On March 11, President Biden signed a sweeping $1.9 trillion coronavirus relief bill into law. That bill includes provisions like boosted unemployment, an expanded child tax credit, and perhaps most notably, a round of $1,400 stimulus checks.
This stimulus round is the most generous one to date. The first round, which the CARES Act provided for, was worth $1,200. The second round, however, came in at just $600.
Best of all, the White House recently announced that stimulus checks could start hitting Americans' bank accounts this weekend. That timeframe applies to those who are eligible to receive those payments via direct deposit. Those waiting on paper checks may need to sit tight until April.
If you're anticipating a $1,400 windfall, you may already be making plans for that money. But if you don't need your stimulus to cover essential bills or dig out of debt, it pays to put that money to work. In fact, if you play your cards right, you could easily triple your stimulus check with minimal effort.
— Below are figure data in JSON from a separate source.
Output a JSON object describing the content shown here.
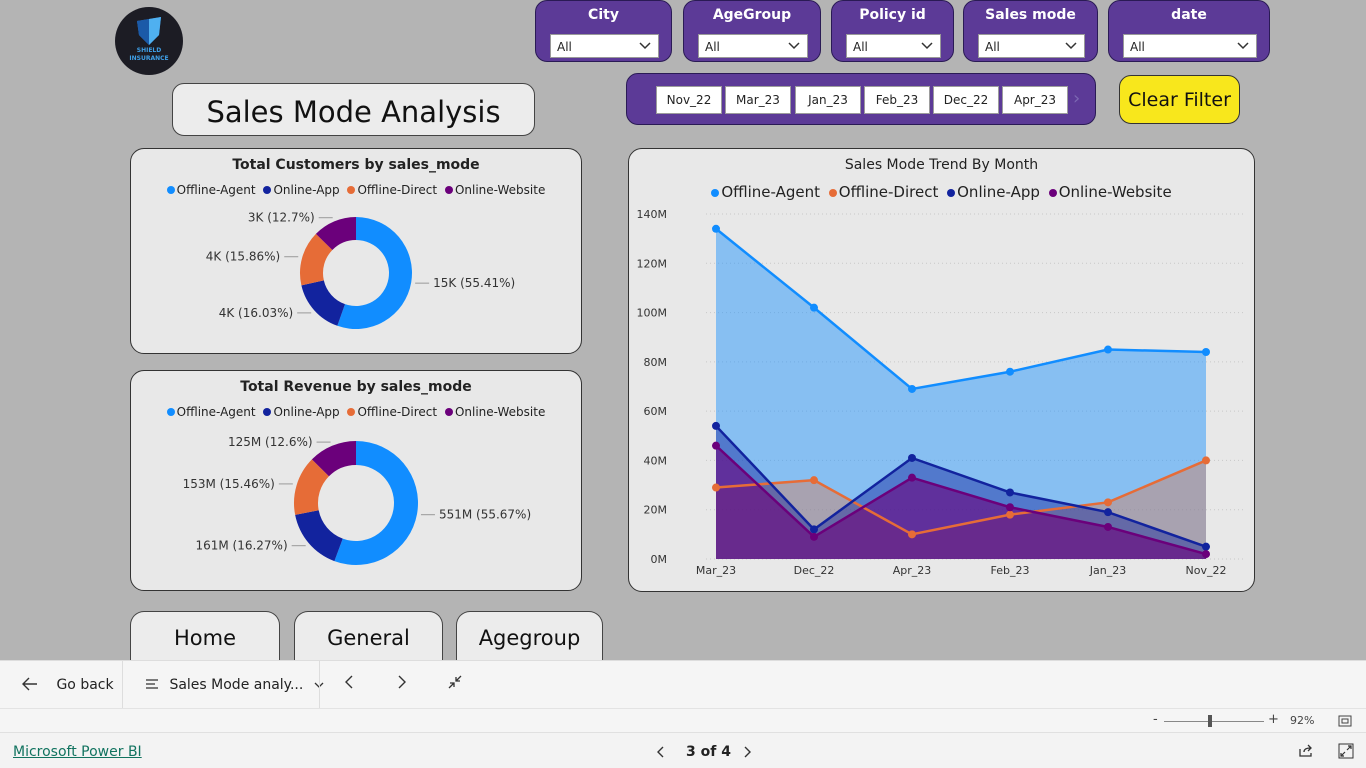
{
  "logo": {
    "line1": "SHIELD",
    "line2": "INSURANCE"
  },
  "page_title": "Sales Mode Analysis",
  "slicers": [
    {
      "label": "City",
      "value": "All"
    },
    {
      "label": "AgeGroup",
      "value": "All"
    },
    {
      "label": "Policy id",
      "value": "All"
    },
    {
      "label": "Sales mode",
      "value": "All"
    },
    {
      "label": "date",
      "value": "All"
    }
  ],
  "date_tiles": [
    "Nov_22",
    "Mar_23",
    "Jan_23",
    "Feb_23",
    "Dec_22",
    "Apr_23"
  ],
  "clear_filter": "Clear Filter",
  "colors": {
    "offline_agent": "#118dff",
    "online_app": "#12239e",
    "offline_direct": "#e66c37",
    "online_website": "#6b007b"
  },
  "nav_buttons": [
    "Home",
    "General",
    "Agegroup"
  ],
  "toolbar": {
    "go_back": "Go back",
    "page_menu": "Sales Mode analy..."
  },
  "zoom": {
    "minus": "-",
    "plus": "+",
    "percent": "92%"
  },
  "footer": {
    "brand": "Microsoft Power BI",
    "pager": "3 of 4"
  },
  "chart_data": [
    {
      "type": "donut",
      "title": "Total Customers by sales_mode",
      "legend": [
        "Offline-Agent",
        "Online-App",
        "Offline-Direct",
        "Online-Website"
      ],
      "slices": [
        {
          "name": "Offline-Agent",
          "percent": 55.41,
          "label": "15K (55.41%)"
        },
        {
          "name": "Online-App",
          "percent": 16.03,
          "label": "4K (16.03%)"
        },
        {
          "name": "Offline-Direct",
          "percent": 15.86,
          "label": "4K (15.86%)"
        },
        {
          "name": "Online-Website",
          "percent": 12.7,
          "label": "3K (12.7%)"
        }
      ]
    },
    {
      "type": "donut",
      "title": "Total Revenue by sales_mode",
      "legend": [
        "Offline-Agent",
        "Online-App",
        "Offline-Direct",
        "Online-Website"
      ],
      "slices": [
        {
          "name": "Offline-Agent",
          "percent": 55.67,
          "label": "551M (55.67%)"
        },
        {
          "name": "Online-App",
          "percent": 16.27,
          "label": "161M (16.27%)"
        },
        {
          "name": "Offline-Direct",
          "percent": 15.46,
          "label": "153M (15.46%)"
        },
        {
          "name": "Online-Website",
          "percent": 12.6,
          "label": "125M (12.6%)"
        }
      ]
    },
    {
      "type": "area",
      "title": "Sales Mode Trend By Month",
      "legend": [
        "Offline-Agent",
        "Offline-Direct",
        "Online-App",
        "Online-Website"
      ],
      "categories": [
        "Mar_23",
        "Dec_22",
        "Apr_23",
        "Feb_23",
        "Jan_23",
        "Nov_22"
      ],
      "ylim": [
        0,
        140
      ],
      "yticks": [
        "0M",
        "20M",
        "40M",
        "60M",
        "80M",
        "100M",
        "120M",
        "140M"
      ],
      "grid": true,
      "series": [
        {
          "name": "Offline-Agent",
          "values": [
            134,
            102,
            69,
            76,
            85,
            84
          ]
        },
        {
          "name": "Offline-Direct",
          "values": [
            29,
            32,
            10,
            18,
            23,
            40
          ]
        },
        {
          "name": "Online-App",
          "values": [
            54,
            12,
            41,
            27,
            19,
            5
          ]
        },
        {
          "name": "Online-Website",
          "values": [
            46,
            9,
            33,
            21,
            13,
            2
          ]
        }
      ]
    }
  ]
}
A higher payday could be yours
Investing your stimulus check is a great way to score a much higher windfall. And the good news is that you don't need to be an investing guru to pull that off. All you need to do is rely on a single index that's performed notably well over the past three decades -- the S&P 500.
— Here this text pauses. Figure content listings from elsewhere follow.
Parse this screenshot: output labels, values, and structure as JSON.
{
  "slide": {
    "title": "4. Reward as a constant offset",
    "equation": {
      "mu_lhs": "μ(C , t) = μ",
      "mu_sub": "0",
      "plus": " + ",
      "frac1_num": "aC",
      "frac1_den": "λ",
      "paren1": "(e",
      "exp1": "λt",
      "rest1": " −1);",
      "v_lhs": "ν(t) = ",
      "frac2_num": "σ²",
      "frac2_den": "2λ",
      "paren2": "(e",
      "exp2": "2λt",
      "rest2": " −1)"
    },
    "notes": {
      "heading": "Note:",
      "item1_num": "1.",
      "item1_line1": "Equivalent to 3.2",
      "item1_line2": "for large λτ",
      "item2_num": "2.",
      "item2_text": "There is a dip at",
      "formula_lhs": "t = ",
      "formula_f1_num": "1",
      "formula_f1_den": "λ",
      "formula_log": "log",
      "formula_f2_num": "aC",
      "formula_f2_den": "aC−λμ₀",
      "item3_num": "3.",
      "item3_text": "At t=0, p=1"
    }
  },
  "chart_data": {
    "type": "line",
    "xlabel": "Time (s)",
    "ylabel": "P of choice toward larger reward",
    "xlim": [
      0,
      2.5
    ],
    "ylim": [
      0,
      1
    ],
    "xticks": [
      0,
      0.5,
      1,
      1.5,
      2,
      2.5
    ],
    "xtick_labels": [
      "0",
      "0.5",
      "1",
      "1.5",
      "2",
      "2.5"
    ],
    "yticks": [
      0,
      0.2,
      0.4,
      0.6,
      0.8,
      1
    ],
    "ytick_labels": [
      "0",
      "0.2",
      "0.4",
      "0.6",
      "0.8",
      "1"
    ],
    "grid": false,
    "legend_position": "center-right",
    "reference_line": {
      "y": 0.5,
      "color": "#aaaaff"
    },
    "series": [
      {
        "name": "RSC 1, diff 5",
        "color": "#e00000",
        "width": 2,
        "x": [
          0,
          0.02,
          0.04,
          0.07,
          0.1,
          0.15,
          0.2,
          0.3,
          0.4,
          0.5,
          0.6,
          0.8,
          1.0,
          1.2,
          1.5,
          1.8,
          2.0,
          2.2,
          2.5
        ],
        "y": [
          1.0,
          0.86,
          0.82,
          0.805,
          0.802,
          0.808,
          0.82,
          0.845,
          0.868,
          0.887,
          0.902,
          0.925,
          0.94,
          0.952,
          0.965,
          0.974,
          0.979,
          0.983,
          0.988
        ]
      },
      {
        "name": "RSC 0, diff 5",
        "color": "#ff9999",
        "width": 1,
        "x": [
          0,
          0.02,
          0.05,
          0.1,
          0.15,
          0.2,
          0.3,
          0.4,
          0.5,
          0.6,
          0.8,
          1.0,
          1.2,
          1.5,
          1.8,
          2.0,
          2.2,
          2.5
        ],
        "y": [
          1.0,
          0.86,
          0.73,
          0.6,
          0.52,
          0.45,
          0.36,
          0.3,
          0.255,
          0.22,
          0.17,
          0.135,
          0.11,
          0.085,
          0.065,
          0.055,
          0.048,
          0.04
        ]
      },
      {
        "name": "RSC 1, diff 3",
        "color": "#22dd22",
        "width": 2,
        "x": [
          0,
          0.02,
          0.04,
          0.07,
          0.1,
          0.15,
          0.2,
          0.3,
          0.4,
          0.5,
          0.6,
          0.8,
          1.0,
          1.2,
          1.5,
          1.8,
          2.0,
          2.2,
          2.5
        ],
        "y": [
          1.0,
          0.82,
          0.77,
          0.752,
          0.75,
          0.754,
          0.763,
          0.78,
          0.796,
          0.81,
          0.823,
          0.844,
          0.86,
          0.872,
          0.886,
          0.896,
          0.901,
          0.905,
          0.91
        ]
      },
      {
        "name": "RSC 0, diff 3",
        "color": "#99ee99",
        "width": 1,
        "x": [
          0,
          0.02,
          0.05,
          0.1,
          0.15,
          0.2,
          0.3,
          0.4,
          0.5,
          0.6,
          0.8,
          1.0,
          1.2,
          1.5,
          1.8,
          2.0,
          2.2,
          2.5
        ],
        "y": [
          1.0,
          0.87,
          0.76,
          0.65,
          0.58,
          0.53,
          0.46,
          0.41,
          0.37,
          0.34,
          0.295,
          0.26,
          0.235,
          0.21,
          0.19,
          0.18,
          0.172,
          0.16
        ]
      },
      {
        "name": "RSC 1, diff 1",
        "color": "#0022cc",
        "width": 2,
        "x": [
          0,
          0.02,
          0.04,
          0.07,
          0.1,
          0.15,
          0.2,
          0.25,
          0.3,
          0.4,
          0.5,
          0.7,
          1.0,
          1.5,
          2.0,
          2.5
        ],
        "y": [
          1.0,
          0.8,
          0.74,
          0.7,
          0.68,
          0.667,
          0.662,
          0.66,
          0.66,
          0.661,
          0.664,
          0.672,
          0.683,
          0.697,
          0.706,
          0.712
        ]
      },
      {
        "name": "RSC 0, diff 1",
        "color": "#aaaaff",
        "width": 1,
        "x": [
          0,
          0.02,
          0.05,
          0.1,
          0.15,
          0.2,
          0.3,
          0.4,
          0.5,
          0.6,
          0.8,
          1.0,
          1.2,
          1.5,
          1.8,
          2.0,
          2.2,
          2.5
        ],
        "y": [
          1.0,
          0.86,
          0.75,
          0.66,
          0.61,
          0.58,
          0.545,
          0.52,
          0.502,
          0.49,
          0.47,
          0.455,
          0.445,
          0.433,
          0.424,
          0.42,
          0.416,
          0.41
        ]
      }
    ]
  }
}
The S&P 500 consists of the 500 largest publicly traded companies, and you can invest in it in a few different ways. You could buy shares of each company in it, though that's a cumbersome undertaking. Or, you can buy exchange-traded funds, or ETFs, that track the S&P 500 and whose performance is tied directly to its performance. The latter is clearly the easier option of the two.
Now, over the past 30 years, the S&P 500 has averaged a little over 12%. As such, if you take your $1,400 stimulus, put it into S&P 500 ETFs, and leave it alone for 10 years, at an average annual 12% return, you'll be sitting on $4,348 -- a little more than triple your initial stimulus payout.
Of course, you don't have to buy S&P 500 ETFs to score an average yearly 12% return on your investments. If you're a whiz at hand-picking stocks, you could buy shares of a few companies you think will provide that same level of growth. But if you want to triple your stimulus payment with pretty much no effort, then S&P 500 ETFs are a good way to go. That way, you're effectively investing in 500 different companies with a single transaction.
There are a number of different S&P 500 ETFs you can choose from, but as a starting point, look at the Vanguard S&P 500 ETF (VOO -0.67%). It charges super low fees (known as expense ratios) that won't eat into your returns in a meaningful way, which will allow you to not only grow your wealth, but keep more of that wealth for yourself.